Labour leader Phil Goff is expected to announce his resignation Tuesday to the Labour caucus, after failing to make a dent against National in the New Zealand election.
Prime Minister John Key won almost enough seats to govern alone, while Labour’s support splintered away to the Greens and New Zealand First, which have gained 13 and 8 seats respectively.
Addressing the media after the NZ election result, Phil Goff has said he’s “made a clear decision” on his future, which he will announce to the caucus Tuesday. “I will advise them of the decision I have reached,” he told journalists.
It’s expected Goff will stay on as a senior Labour MP. Commentator Chris Trotter says he “implores” Goff not to resign Tuesday but to wait until February when Labour’s had more chance to prepare for a leadership change.

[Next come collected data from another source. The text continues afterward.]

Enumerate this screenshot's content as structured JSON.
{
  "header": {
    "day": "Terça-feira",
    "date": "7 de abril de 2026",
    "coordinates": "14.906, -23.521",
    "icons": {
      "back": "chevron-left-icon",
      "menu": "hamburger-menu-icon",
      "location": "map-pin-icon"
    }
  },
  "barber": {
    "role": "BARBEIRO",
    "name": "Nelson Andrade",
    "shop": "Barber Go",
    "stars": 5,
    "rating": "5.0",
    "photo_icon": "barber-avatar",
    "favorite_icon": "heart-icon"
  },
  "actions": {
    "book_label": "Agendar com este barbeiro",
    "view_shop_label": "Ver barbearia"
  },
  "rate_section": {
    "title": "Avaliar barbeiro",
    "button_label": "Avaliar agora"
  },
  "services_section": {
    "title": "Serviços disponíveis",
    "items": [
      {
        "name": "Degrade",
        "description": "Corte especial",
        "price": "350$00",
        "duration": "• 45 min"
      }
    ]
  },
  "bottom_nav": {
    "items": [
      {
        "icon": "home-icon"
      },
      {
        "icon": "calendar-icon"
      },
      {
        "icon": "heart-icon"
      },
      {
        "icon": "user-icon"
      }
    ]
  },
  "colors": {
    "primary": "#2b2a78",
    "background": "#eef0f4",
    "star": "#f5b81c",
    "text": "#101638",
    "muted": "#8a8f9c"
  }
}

Mainstream media reported surprise at the return of New Zealand First, but an Investigate magazine poll in February this year picked NZ First at that stage with nearly 6% of the vote. Tonight they hit 6.8%. Among the new NZ FIrst MPs is Investigate columnist Richard Prosser.
National with 48% are expected to gain 60 seats
Labour 27%, 34 seats
Greens 10.5%, 13 seats
NZ First, 6.8%, 8 seats
Maori 1.3%, 3 seats
Mana, 1 seat
Act, 1 seat
United, 1 seat
Apart from Phil Goff, another leadership casualty tonight was Act leader Don Brash, who has stepped down in favour of the lone remaining Act MP, John Banks.
Clues to the rise of NZ First can be seen in the analysis we published after the February poll:
Winston Peters’ political fortunes have been dealt a flush hand in the first HERS magazine poll for 2011, with nearly 37% of those surveyed favouring a return by Peters to Parliament. Peters was tossed out at the last election after his party just failed to make the five percent threshold to secure proportional seats.
The NZ First leader blamed his political enemies and the news media for his downfall, which came on the back of a donations controversy involving Labour party financer Owen Glenn, and a very public refusal by John Key to work with Peters if elected.
So after three years in the wilderness, Peters will be grateful to get results like these. Of the total sample, 19.4% said they’d like to see the New Zealand First leader return to the Opposition benches, after a three year stint in political purgatory. A total of 17.5% of respondents felt Peters should form part of the next government.
Worryingly for Prime Minister John Key and his refusal to deal with the mercurial elder statesman, 11.2% of those identifying as National voters supported Peters return as a governing coalition partner, while a further 16.3% of National voters want to see Peters at least in parliament on the opposition benches. That’s a grand total of 27.5% of National voters who want to see the New Zealand First leader back in politics.
Intriguingly, nearly ten percent of New Zealand First voters said they would prefer to see their leader return to the opposition benches, rather than holding the reins of power.